News Analysis

In profit chase, banks have been running after unsecured loans the last three years

Radhika Merwin Updated on November 11, 2018

Credit card business that peaked at about ₹30,000 crore in 2008, before taking a beating, is now worth nearly ₹79,000 crore

Even as the credit freeze by non-banking finance companies (NBFCs) post the IL&FS crisis has been in focus, crying for attention is banks chasing risky unsecured loans over the past three years.

While the overall bank credit growth has stagnated at 8-9 per cent between FY15 and FY18, their retail loans have grown in double digits. This was led mainly by risky unsecured segments such as credit cards and personal loans, which have grown at 30-31 per cent CAGR (compounded annual growth rate) over the last three years.

The share of credit cards and personal loans has gone up by eight percentage points in the last three years to nearly a third of all retail loans as of September 2018.

The outstanding loan amount for credit cards and personal loan segment stood at around ₹6.2 lakh crore at September-end.

“Unsecured loans are high-yielding loans. Given that there is intense competition within secured loans such as home loans, banks have been increasing exposure to these loans to improve their profitability and ROEs,” says Karthik Srinivasan, Group Head - Financial Sector Ratings, ICRA.

 

Between FY15 and FY18, retail loans have grown 16-19 per cent on an average every year, amid slowdown in corporate lending. The surge in retail loans has led to its share in the overall bank credit (non-food credit) going up from 19 per cent in FY15 to 25 per cent in FY18 and in the first six months of FY19. The share of corporate loans, in contrast, has come down from 44 per cent to about 34 per cent during this period. Within retail, home loans constitute about of half the portfolio and vehicle loans have a 9-10 per cent share. While there has only been a modest change in the share of these loans within retail, that of credit cards and other personal loans have seen a sharp uptick.

Needs a watch

In the past, too, banks have seen a boom in unsecured retail loans. In the two fiscals before 2008, for instance, retail loans grew 30-40 per cent, with personal loans and credit cards growing 30 per cent to over 40 per cent.

But high asset prices and the rising interest rates had prompted banks to consciously reduce their retail disbursements, especially the unsecured loans.

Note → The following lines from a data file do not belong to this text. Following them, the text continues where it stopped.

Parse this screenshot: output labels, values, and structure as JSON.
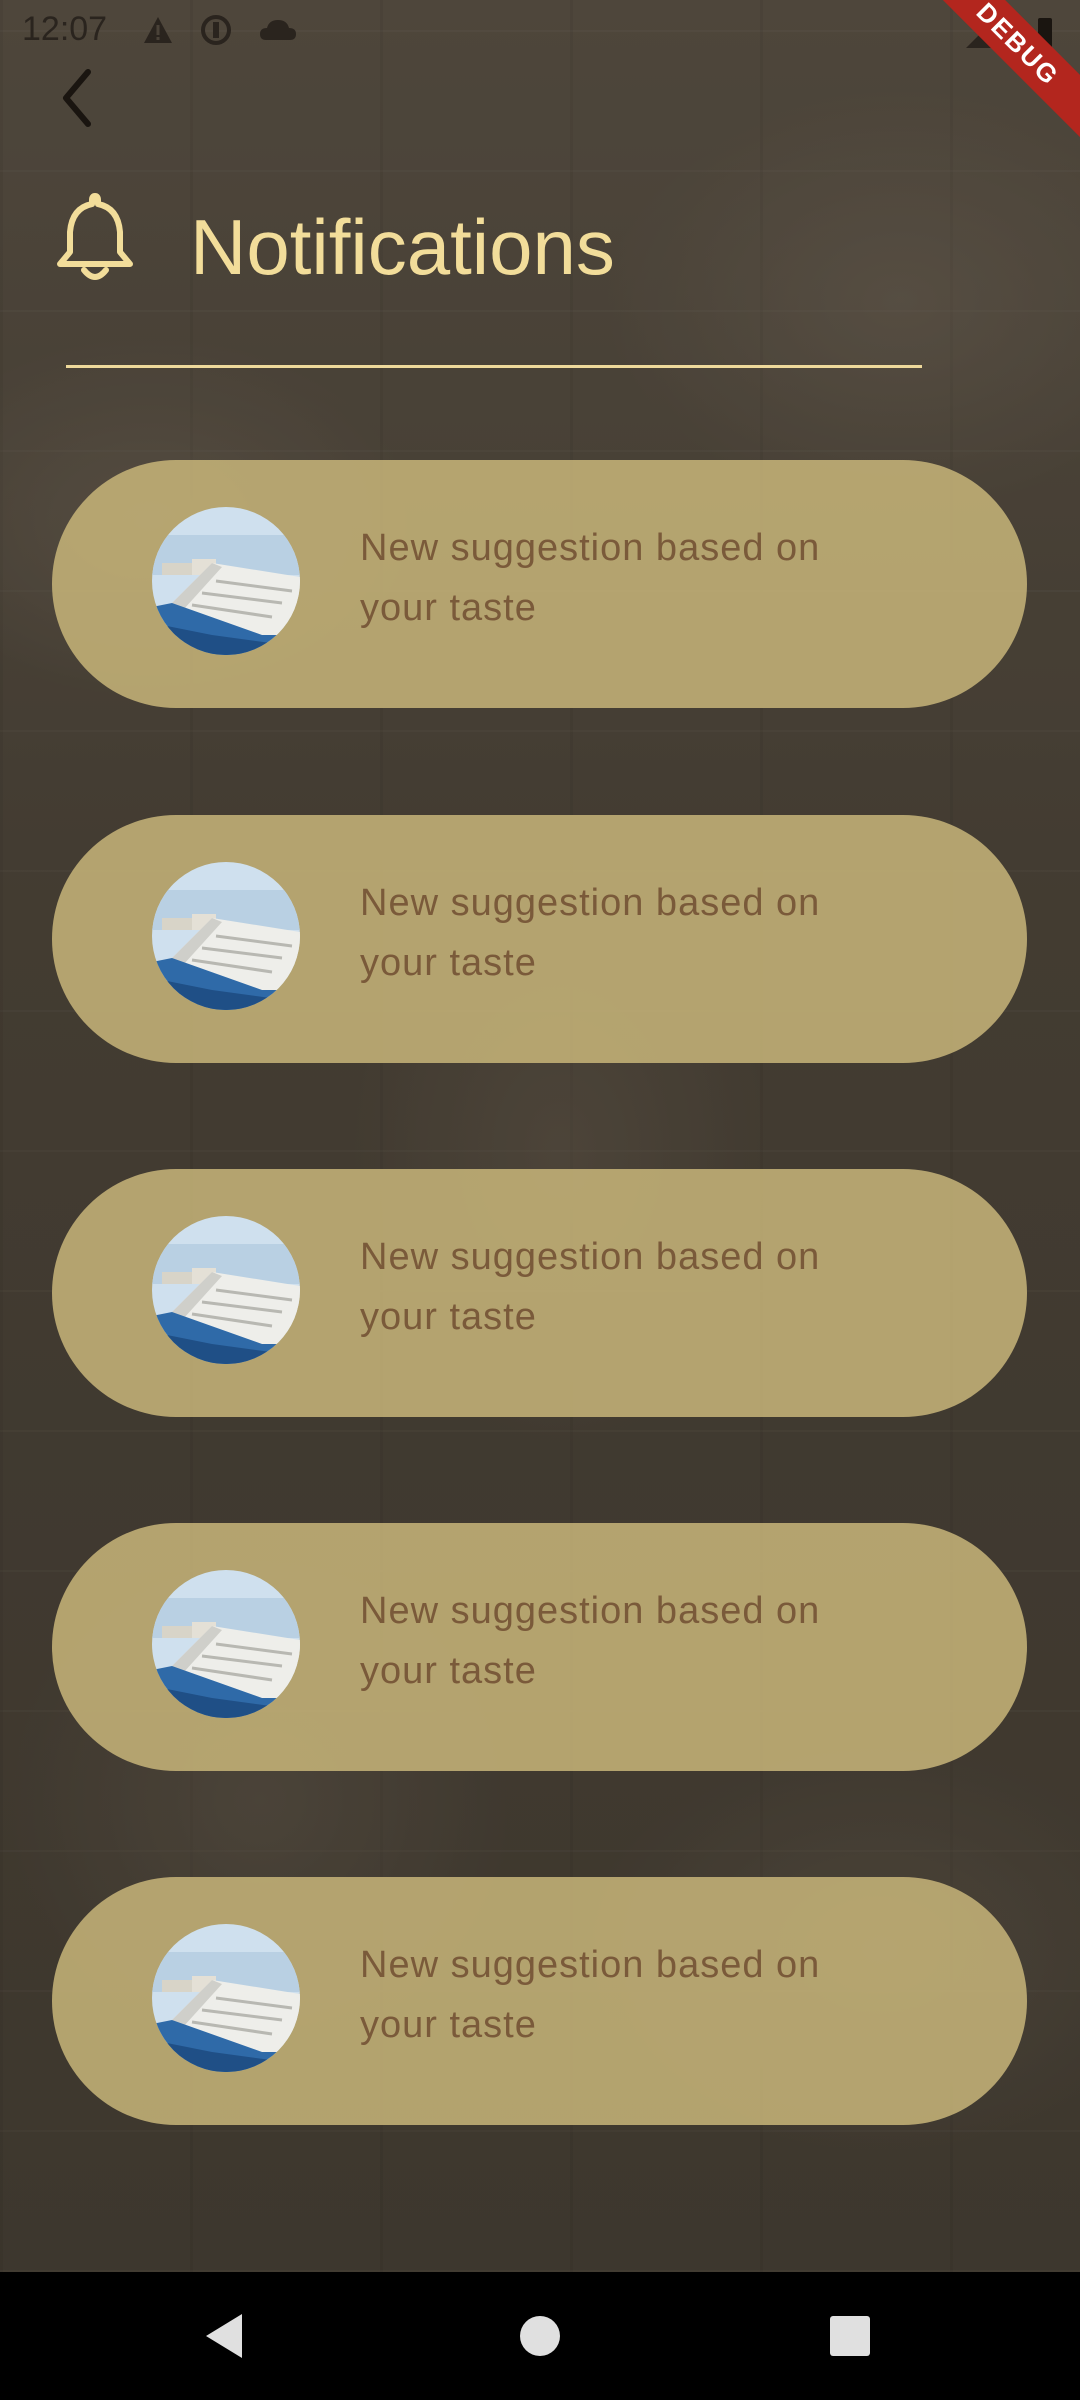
{
  "status_bar": {
    "time": "12:07",
    "debug_label": "DEBUG"
  },
  "header": {
    "title": "Notifications"
  },
  "notifications": [
    {
      "text": "New suggestion based on your taste"
    },
    {
      "text": "New suggestion based on your taste"
    },
    {
      "text": "New suggestion based on your taste"
    },
    {
      "text": "New suggestion based on your taste"
    },
    {
      "text": "New suggestion based on your taste"
    }
  ],
  "colors": {
    "title": "#f2dd9a",
    "card_background": "#c4b278",
    "card_text": "#7a5a3a",
    "divider": "#eed99b"
  },
  "icons": {
    "back": "chevron-left-icon",
    "header": "bell-icon",
    "nav_back": "triangle-back-icon",
    "nav_home": "circle-home-icon",
    "nav_recents": "square-recents-icon"
  }
}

Credit cards, in particular, saw a sharp fall in the 2010 and 2011 fiscals. But the credit card business that peaked at about ₹30,000 crore in 2008 and almost halved by 2011, has been growing steadily, at 31 per cent CAGR, the last three years, and is now close to a ₹79,000-crore business. Other personal loans, too, have been growing at a robust 29 per cent CAGR over the past three years. “Unsecured loans, by design, are risky and hence a sharp growth within the segment needs a watch,” says Abheek Barua, Chief Economist, HDFC Bank.

But banks may be able to assess the risks better than, say, 10 years ago. “Use of CIBIL data, adopting data analytics and risk prediction models have mitigated the risk to some extent. Nevertheless, red flags need to be raised if there is unbridled growth in unsecured loans,” said Abheek.

“For banks that are able to manage their operating costs and asset quality, unsecured loans can yield better returns and profitability. Also given that there are various tools that help assess risks within the segment, banks are in a better position positon to do credit assessment. But how far banks are employing such tools and following sound credit practices needs to be seen,” says Karthik Srinivasan of ICRA.